At the last words she seemed reassured, and with a little effort she said, "Speak on, pray, Colonel Alsager; I know I can trust you entirely."
 
"Thank you," he said, with a very sweet smile; "I am very proud of that belief. Now listen: you married when you were a child, and you have not yet put away childish things. Your notion of married life is a childish romance, and you are childishly beginning to be frightened because a cloud has come over it. In his wife a man wants a companion as well as a plaything, and some one who will amuse as well as worship him. Your husband is essentially a man of this kind; his resources within himself are of the very smallest kind; he cares very little for field-sports, and he conjugates the verb s'ennuyer throughout the entire day. Consequently, and not unnaturally, he becomes readily charmed when any one amuses him and takes him out of himself,--more especially if that some one be pretty and otherwise agreeable. Why should not you be that some one? Why should not you, dropping--pardon me for saying it--a little of the visible worship with which you now regard him,--why should not you be his constant companion, riding with him, making him drive you out, planning schemes for his amusement? If you once do this, and get him to look upon you as his companion as well as his wife, there will be no more cause for tears, Lady Mitford, depend upon it."
 
"Do you think so?--do you really think so? Oh, I would give anything for that!"
 
"And get him to London quickly, above all things. You are to have your opera-box, I heard you say; and there is the Park; and in this your first season you will never be allowed to be quiet for an instant."
 
"Yes; I think you're right. I will ask Charley to go back to town at once. There will be no difficulty, I think. The Charterises are gone; Mrs. Masters and the Tyrrells go to-morrow; and Captain Bligh is going to Scotland to look at some shooting-quarters for Charley in the autumn. There are only--only the Hammonds."
 
"I really do not think it necessary to take them into account in making your arrangements," said Laurence. "Besides, unless I'm very much mistaken, when Mrs. Hammond finds the house emptying, Mr. Hammond's bronchitis will either be so much better that there will be no harm in his going to town, or so much worse that there will be imperative necessity for his consulting a London physician."
 
"And now, Colonel Alsager, how can I sufficiently thank you for all this kind advice?" said Georgie hesitatingly.
 
"By acting up to it, dear Lady Mitford. I hope to hear the best account of your health and spirits."
 
"To hear! Will you not be in London?"
 
"Not just at present. I am at last really going to my father's, and shall remain there a few weeks. But I shall hear about you from Bertram, and when I return I shall come and see you."
 
"There will be no one more welcome," said she, frankly putting out her hand.
 
Just at that moment the door opened, and Mr.
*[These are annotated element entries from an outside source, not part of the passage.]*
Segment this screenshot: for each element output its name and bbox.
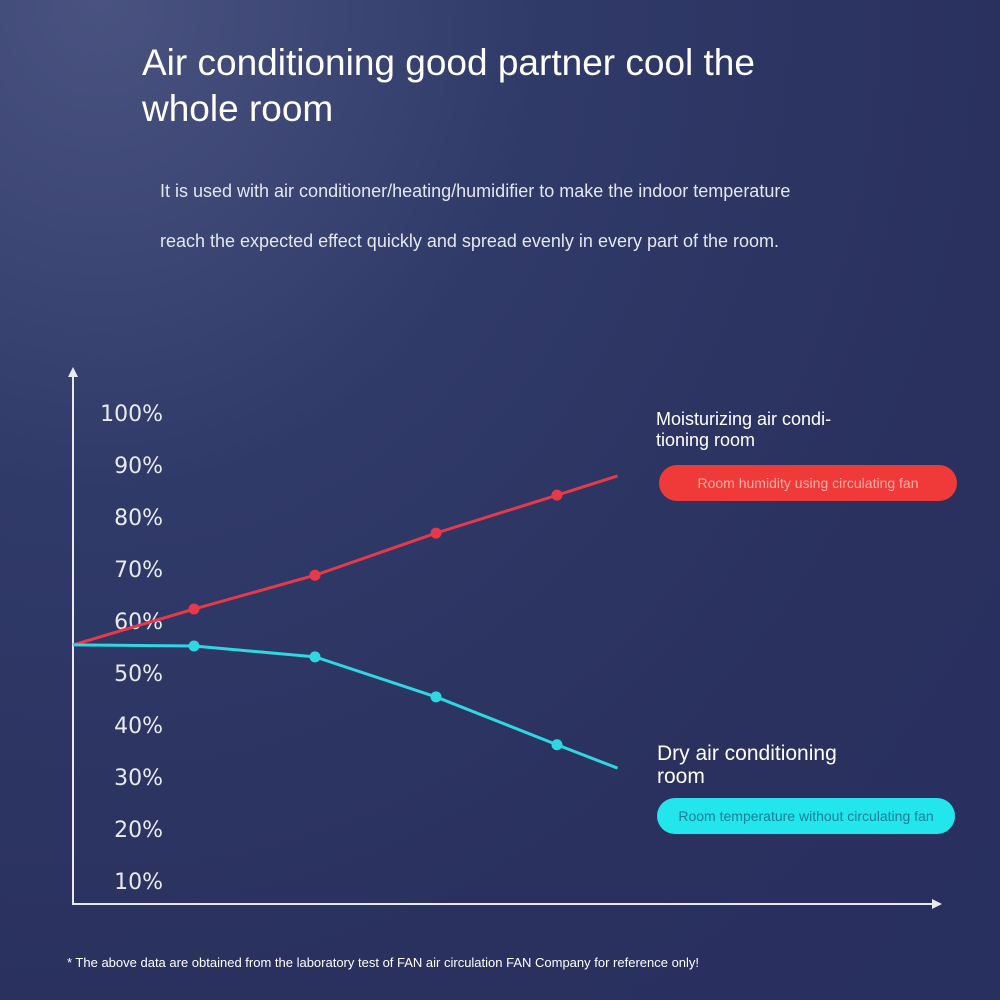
legend-title-moisturizing: Moisturizing air condi- tioning room xyxy=(656,409,832,450)
y-tick-label: 20% xyxy=(114,818,163,843)
y-axis-arrow-icon xyxy=(68,367,78,377)
series-line-dry xyxy=(72,643,619,770)
y-tick-label: 90% xyxy=(114,454,163,479)
y-tick-label: 50% xyxy=(114,662,163,687)
x-axis-arrow-icon xyxy=(932,899,942,909)
data-point xyxy=(309,651,321,663)
data-point xyxy=(551,489,563,501)
data-point xyxy=(430,691,442,703)
y-tick-label: 100% xyxy=(100,402,163,427)
data-point xyxy=(430,527,442,539)
page-title: Air conditioning good partner cool the w… xyxy=(142,42,755,129)
data-point xyxy=(188,640,200,652)
legend-pill-humidity: Room humidity using circulating fan xyxy=(659,465,957,501)
legend-pill-temperature: Room temperature without circulating fan xyxy=(657,798,955,834)
y-tick-label: 30% xyxy=(114,766,163,791)
data-point xyxy=(309,569,321,581)
data-point xyxy=(188,603,200,615)
data-point xyxy=(551,739,563,751)
y-tick-label: 10% xyxy=(114,870,163,895)
y-tick-label: 40% xyxy=(114,714,163,739)
legend-title-dry: Dry air conditioning room xyxy=(657,742,837,788)
y-tick-label: 70% xyxy=(114,558,163,583)
series-line-moisturizing xyxy=(72,474,618,647)
description-line-1: It is used with air conditioner/heating/… xyxy=(160,181,791,201)
footnote: * The above data are obtained from the l… xyxy=(67,955,700,970)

Banks advanced and handed a closed envelope to Alsager, saying, "From the railway, Colonel."
 
It was a telegraphic message; and as such things were rare in those days, Laurence's heart sunk within him before he broke the envelope. It was from Dr. Galton at Knockholt, and said,
 
"Lose no time in coming. Sir Peregrine has had a paralytic stroke."
 
Half an hour afterwards Laurence was in a phaeton spinning to the railway. His thoughts were full of self-reproach at his having hitherto neglected to go to his father; but ever across them came a vision of Georgie Mitford in the passion of her grief. "Ah, poor child," he said to himself, "how lovely she looked, and what a life she has in prospect! I am glad I have left her, for it was beginning to grow desperate--and yet how I long, oh how I long to be at her side again!"